Date DOW DBO Time Location Money Stolen
3/1/2005 Tue 18:30 1502 E Broadway $1,120
3/8/2005 Tue 7 17:25 1454 S Main St $1,130
3/12/2005 Sat 4 19:00 1903 S First St $1,370
3/17/2005 Thu 5 20:00 1989 N Fourth St $1,420
3/24/2005 Thu 7 20:25 1048 N Third St $1,700
4/2/2005 Sat 9 21:45 1336 E Kimberly Ave $980

 

Average 6 20:09
Minimum 2 17:18
Maximum 9 23:47
St. Dev 1.91 1:36

 

Predicting Next Hit

Min Earliest 7/14/2005 17:18
1 St. Dev Earliest 7/16/2005 18:33
1 St.
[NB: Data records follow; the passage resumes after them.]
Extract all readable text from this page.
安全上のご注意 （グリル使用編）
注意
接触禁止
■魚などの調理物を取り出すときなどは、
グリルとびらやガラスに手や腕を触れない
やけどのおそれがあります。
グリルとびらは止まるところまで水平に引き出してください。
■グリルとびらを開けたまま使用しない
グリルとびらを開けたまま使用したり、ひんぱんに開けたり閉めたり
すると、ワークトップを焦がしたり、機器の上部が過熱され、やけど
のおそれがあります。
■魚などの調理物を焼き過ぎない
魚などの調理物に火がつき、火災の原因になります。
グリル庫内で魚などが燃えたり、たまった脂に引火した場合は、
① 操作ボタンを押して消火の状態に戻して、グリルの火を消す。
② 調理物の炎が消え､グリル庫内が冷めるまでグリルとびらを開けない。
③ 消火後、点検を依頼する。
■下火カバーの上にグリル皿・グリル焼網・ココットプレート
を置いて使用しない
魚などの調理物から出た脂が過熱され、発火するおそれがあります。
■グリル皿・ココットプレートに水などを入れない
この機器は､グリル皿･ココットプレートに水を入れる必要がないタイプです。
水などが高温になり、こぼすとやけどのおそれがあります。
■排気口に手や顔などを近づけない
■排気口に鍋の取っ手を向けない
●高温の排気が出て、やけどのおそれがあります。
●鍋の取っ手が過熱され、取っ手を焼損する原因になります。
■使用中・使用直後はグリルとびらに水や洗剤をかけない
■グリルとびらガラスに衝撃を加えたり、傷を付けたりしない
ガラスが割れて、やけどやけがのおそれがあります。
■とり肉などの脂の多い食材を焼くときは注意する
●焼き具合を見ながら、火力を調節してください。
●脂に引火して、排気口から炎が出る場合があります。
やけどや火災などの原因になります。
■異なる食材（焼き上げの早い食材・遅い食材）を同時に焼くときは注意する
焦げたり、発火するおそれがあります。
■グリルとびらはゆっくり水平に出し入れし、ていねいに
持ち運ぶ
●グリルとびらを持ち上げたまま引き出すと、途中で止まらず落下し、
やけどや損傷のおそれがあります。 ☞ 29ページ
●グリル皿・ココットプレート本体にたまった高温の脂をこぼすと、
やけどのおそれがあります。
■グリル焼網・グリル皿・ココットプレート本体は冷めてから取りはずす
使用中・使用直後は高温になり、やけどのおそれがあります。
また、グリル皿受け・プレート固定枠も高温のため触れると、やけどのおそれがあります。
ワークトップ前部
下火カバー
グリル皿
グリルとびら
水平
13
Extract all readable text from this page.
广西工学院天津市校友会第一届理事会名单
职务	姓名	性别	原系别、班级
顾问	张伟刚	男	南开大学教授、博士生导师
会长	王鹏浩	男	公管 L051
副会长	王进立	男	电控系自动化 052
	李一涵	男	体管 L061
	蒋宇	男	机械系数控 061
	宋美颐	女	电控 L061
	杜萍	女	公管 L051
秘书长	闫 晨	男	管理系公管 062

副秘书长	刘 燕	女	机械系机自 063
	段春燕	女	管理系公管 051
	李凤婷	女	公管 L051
Dev Latest 7/20/2005 21:45
Max Latest 7/21/2005 23:47
Correlation 0.79381602
Slope 0.00588819
Y-Inctercept -1.231583
# of Days til Next 3.18
Predicted Date 7/15/2005

 

Based on the frequency of the robberies and the amount stolen, the next predicted date is in 3.18 days.  Now, would you tell your patrol officer that they can expect another hit in exactly that time?  No.  But you can use this information to provide a possible date range.  You can also provide the most likely time for a robbery to occur.  Past data helps us to identify patterns for the future but it is not always the rule to follow for future events.  This data is used in conjunction with intelligence reports from patrols.

 

See the Resources page for other templates like this one this template on Robbery Series.

 

Data is concrete.  It gives us the probability of future events occurring.  Add in variables that you know will affect the probability, and you have a predictive model that is even less concrete.  Explaining this to your “customer” should go something like this:

 

This is what happened [insert data here].  This is the probability of it happening again [insert probability here].  Based on the pattern, the next most likely event occurrence is [insert data range]. 

 

In conclusion, it’s all about conclusions.  You will not be able to give a definite “next step”, though you can come pretty close.  A marriage of data analysis and intelligence analysis will give you a higher probability of catching and preventing criminal actions.